Wall Street is overwhelmingly bearish on Snap
Social media name Snap Inc (NYSE:SNAP) received some rare upbeat attention from the analyst community this morning. Citigroup upgraded its opinion on the security to "neutral" from "sell" and lifted its price target to $7 from $6, listing a number of potential positives for the company. To be more specific, Citi is expecting a new version of the Snapchat app for Android to come out soon, and also sees strong advertising growth going forward.
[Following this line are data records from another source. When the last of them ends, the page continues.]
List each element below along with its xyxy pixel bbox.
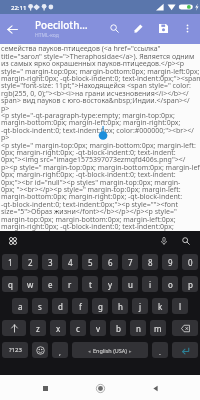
staticText: margin-right:0px; -qt-block-indent:0; te… bbox=[1, 74, 200, 84]
button[interactable]: f bbox=[72, 298, 88, 314]
staticText: i bbox=[149, 279, 152, 290]
button[interactable]: Recent apps bbox=[35, 378, 55, 398]
button[interactable]: p bbox=[182, 276, 198, 292]
button[interactable]: Voice input bbox=[157, 234, 171, 248]
staticText: English (USA) bbox=[93, 347, 127, 354]
button[interactable]: 1 bbox=[2, 254, 18, 270]
button[interactable]: 5 bbox=[82, 254, 98, 270]
staticText: d bbox=[58, 301, 63, 312]
button[interactable]: ◂ bbox=[72, 342, 148, 358]
staticText: . bbox=[159, 348, 161, 358]
staticText: ◂ bbox=[88, 348, 91, 354]
button[interactable]: s bbox=[32, 298, 48, 314]
staticText: x bbox=[56, 323, 61, 334]
staticText: margin-bottom:0px; margin-right:0px; -qt… bbox=[1, 192, 200, 202]
staticText: g bbox=[98, 301, 103, 312]
staticText: r bbox=[68, 279, 72, 290]
staticText: margin-top:0px; margin-bottom:0px; margi… bbox=[1, 215, 200, 225]
button[interactable]: 3 bbox=[42, 254, 58, 270]
staticText: e bbox=[48, 279, 53, 290]
button[interactable]: Back bbox=[4, 21, 20, 37]
staticText: 0 bbox=[188, 257, 193, 268]
button[interactable]: x bbox=[50, 320, 66, 336]
button[interactable]: r bbox=[62, 276, 78, 292]
button[interactable]: Shift bbox=[2, 320, 26, 336]
staticText: семейства пауков-птицеедов (<a href="ссы… bbox=[1, 44, 200, 54]
staticText: ▸ bbox=[129, 348, 132, 354]
button[interactable]: v bbox=[90, 320, 106, 336]
staticText: 0px; margin-right:0px; -qt-block-indent:… bbox=[1, 148, 200, 158]
staticText: 9 bbox=[168, 257, 173, 268]
button[interactable]: j bbox=[132, 298, 148, 314]
staticText: <p style="-qt-paragraph-type:empty; marg… bbox=[1, 111, 200, 121]
button[interactable]: e bbox=[42, 276, 58, 292]
staticText: 3 bbox=[48, 257, 53, 268]
staticText: 0px;"><img src="image1575397073ezmqfd406… bbox=[1, 155, 200, 165]
button[interactable]: Enter bbox=[172, 342, 198, 358]
button[interactable]: ?123 bbox=[2, 342, 28, 358]
button[interactable]: c bbox=[70, 320, 86, 336]
button[interactable]: i bbox=[142, 276, 158, 292]
button[interactable]: Edit bbox=[131, 21, 145, 35]
staticText: p bbox=[188, 279, 193, 290]
button[interactable]: t bbox=[82, 276, 98, 292]
button[interactable]: Home bbox=[90, 378, 110, 398]
staticText: n bbox=[136, 323, 141, 334]
button[interactable]: 6 bbox=[102, 254, 118, 270]
button[interactable]: k bbox=[152, 298, 168, 314]
staticText: HTML-код bbox=[35, 32, 59, 39]
button[interactable]: 9 bbox=[162, 254, 178, 270]
button[interactable]: Emoji bbox=[32, 342, 48, 358]
button[interactable]: , bbox=[52, 342, 68, 358]
button[interactable]: 2 bbox=[22, 254, 38, 270]
staticText: l bbox=[179, 301, 182, 312]
staticText: margin-bottom:0px; margin-left:0px; marg… bbox=[1, 118, 200, 128]
button[interactable]: a bbox=[12, 298, 28, 314]
button[interactable]: n bbox=[130, 320, 146, 336]
button[interactable]: More options bbox=[180, 21, 194, 35]
staticText: style="font-size: 11pt;">Находящейся <sp… bbox=[1, 81, 200, 91]
button[interactable]: d bbox=[52, 298, 68, 314]
button[interactable]: m bbox=[150, 320, 166, 336]
button[interactable]: o bbox=[162, 276, 178, 292]
staticText: 0px;"><br id="null"><p styles" margin-to… bbox=[1, 178, 200, 188]
staticText: 2 bbox=[28, 257, 33, 268]
staticText: b bbox=[116, 323, 121, 334]
staticText: m bbox=[154, 323, 162, 334]
staticText: -qt-block-indent:0; text-indent:0px;"><p… bbox=[1, 200, 200, 210]
button[interactable]: 0 bbox=[182, 254, 198, 270]
staticText: style=" margin-top:0px; margin-bottom:0p… bbox=[1, 67, 200, 77]
button[interactable]: l bbox=[172, 298, 188, 314]
button[interactable]: u bbox=[122, 276, 138, 292]
button[interactable]: q bbox=[2, 276, 18, 292]
button[interactable]: Back bbox=[145, 378, 165, 398]
button[interactable]: h bbox=[112, 298, 128, 314]
button[interactable]: Search bbox=[107, 21, 121, 35]
staticText: p> bbox=[1, 104, 200, 114]
staticText: h bbox=[118, 301, 123, 312]
button[interactable]: Backspace bbox=[172, 320, 198, 336]
staticText: u bbox=[128, 279, 133, 290]
staticText: 1 bbox=[8, 257, 13, 268]
staticText: z bbox=[36, 323, 40, 334]
button[interactable]: 7 bbox=[122, 254, 138, 270]
button[interactable]: g bbox=[92, 298, 108, 314]
staticText: 5 bbox=[88, 257, 93, 268]
button[interactable]: y bbox=[102, 276, 118, 292]
button[interactable]: z bbox=[30, 320, 46, 336]
button[interactable]: b bbox=[110, 320, 126, 336]
staticText: 0px; "><br></p><p style=" margin-top:0px… bbox=[1, 185, 200, 195]
button[interactable]: 4 bbox=[62, 254, 78, 270]
button[interactable]: 8 bbox=[142, 254, 158, 270]
button[interactable]: . bbox=[152, 342, 168, 358]
button[interactable]: w bbox=[22, 276, 38, 292]
button[interactable]: Save bbox=[156, 21, 170, 35]
staticText: a bbox=[18, 301, 23, 312]
button[interactable]: Search bbox=[179, 234, 193, 248]
staticText: c bbox=[76, 323, 80, 334]
staticText: 22:11 bbox=[11, 4, 27, 12]
staticText: v bbox=[96, 323, 101, 334]
staticText: q bbox=[8, 279, 13, 290]
staticText: k bbox=[158, 301, 163, 312]
button[interactable]: Keyboard options bbox=[6, 234, 20, 248]
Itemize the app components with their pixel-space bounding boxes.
Most of Wall Street is seemingly negative on SNAP. There are 23 brokerage firms in coverage, and just two recommend buying the shares. Moreover, seven have "strong sell" recommendations. The average 12-month price target, meanwhile, is $7.84. With Snap last seen at $6.39, up 1.7% today, that represents a a nearly 23% premium to current levels.
Even with the stock grinding higher today, it remains below the 80-day moving average, a trendline that's sitting right above the current price and hasn't been topped since mid-August. The shares bottomed at $4.82 on Dec. 21.
Short sellers have taken action amid the equity's downtrend. Short interest represents 17.4% of the float, and going by average daily trading volume, it would take these bears more than seven sessions to cover. In a similar vein, put buying has picked up in recent weeks, according to Snap's 10-day put/call volume ratio of 0.94 at the International Securities Exchange (ISE), Chicago Board Options Exchange (CBOE), and NASDAQ OMX PHLX (PHLX), which ranks in the 76th annual percentile.